Initial Report on Heller Argument:
Over at Scotusblog, Tom Goldstein has this very preliminary take on the just-completed Heller argument:
Based just on the questioning, which can prove inaccurate, the Court is divided along ideological lines in Heller, with Justice Kennedy taking a strong view that the "operative clause" of the Second Amendment protects an individual right unconnected with militia service that guarantees the right to hunt and engage in self-defense. If the oral argument line up were to hold when the Court votes, the Court will recognize an individual right to bear arms that will not be seriously constrained by military service of any kind. There was a seemingly broad consensus that the right would not extend to machine guns, plastic guns that could evade metal detectors, and the like. There was relatively little disccusion of the trigger lock provision.
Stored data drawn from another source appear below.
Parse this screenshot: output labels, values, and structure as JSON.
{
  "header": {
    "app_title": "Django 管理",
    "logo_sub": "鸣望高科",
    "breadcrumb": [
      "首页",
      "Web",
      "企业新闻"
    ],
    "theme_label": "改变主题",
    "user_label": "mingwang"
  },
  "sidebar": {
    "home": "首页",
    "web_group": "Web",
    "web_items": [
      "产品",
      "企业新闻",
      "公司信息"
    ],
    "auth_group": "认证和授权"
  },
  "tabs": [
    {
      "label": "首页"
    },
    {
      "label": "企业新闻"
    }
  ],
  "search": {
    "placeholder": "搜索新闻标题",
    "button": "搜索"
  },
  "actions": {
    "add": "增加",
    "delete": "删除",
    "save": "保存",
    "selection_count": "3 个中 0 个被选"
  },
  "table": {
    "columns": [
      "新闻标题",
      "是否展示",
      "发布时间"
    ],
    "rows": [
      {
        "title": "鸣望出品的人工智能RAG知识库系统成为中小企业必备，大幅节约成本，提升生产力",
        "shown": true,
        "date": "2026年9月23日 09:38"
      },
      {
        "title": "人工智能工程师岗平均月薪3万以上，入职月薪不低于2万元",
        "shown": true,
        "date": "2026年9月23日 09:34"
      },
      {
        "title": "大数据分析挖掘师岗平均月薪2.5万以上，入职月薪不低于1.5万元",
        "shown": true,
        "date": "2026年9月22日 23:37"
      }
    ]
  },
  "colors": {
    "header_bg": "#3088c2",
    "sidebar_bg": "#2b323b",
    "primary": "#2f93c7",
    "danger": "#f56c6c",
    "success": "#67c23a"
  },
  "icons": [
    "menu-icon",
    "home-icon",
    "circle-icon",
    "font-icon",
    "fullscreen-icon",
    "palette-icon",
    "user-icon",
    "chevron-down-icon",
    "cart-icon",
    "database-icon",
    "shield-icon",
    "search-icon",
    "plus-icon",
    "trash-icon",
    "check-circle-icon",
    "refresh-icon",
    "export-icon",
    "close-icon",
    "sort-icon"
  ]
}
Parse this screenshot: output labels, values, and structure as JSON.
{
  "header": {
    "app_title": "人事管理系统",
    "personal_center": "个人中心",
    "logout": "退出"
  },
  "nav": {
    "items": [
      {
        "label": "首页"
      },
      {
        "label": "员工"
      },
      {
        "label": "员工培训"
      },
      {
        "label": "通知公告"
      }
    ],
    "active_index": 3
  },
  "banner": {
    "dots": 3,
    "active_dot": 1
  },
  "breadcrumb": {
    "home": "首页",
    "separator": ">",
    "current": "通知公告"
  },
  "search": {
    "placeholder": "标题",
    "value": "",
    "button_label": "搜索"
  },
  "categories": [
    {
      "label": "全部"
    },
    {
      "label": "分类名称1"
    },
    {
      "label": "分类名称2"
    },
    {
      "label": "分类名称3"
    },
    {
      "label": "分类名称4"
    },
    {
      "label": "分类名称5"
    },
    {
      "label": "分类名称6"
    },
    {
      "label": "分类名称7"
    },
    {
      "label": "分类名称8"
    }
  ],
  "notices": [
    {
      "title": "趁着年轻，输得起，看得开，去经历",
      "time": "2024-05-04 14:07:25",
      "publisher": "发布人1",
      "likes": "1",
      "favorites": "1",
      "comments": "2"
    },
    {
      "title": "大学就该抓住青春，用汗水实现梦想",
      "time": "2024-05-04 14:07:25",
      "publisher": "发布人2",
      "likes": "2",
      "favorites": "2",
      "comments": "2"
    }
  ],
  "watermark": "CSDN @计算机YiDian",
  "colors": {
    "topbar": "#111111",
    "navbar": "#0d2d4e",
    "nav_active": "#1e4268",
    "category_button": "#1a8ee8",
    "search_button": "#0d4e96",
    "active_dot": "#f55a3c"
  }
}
Justice Breyer seemingly sought to pick up a fifth vote for a narrower reading of the Second Amendment by attempting to tie the question of the reasonableness of the regulation to whether the challenged statute left individuals with the ability to possess weapons that could be used in milita service. But at argument, at least, none of the Court's more conservative members expressed much interest in that approach, and Justice Kennedy's view that the operative clause is not directed at militia service would seem not to point in that direction.
More at Scotusblog, naturally, including Lyle Denniston's initial take posted just five minutes ago:
The Supreme Court’s historic argument Tuesday on the meaning of the Constitution’s Second Amendment sent out one quite clear signal: individuals may well wind up with a genuine right to have a gun for self-defense in their home. But what was not similarly clear was what kind of gun that would entail, and thus what kind of limitations government cut put on access or use of a weapon. In an argument that ran 23 minutes beyond the allotted time, Justice Anthony M. Kennedy emerged as a strong defender of the right of domestic self-defense. At one key point, he suggested that the one Supreme Court precedent that at least hints that gun rights are tied to military not private needs — the 1939 decision in U.S. v. Miller — “may be deficient” in that respect.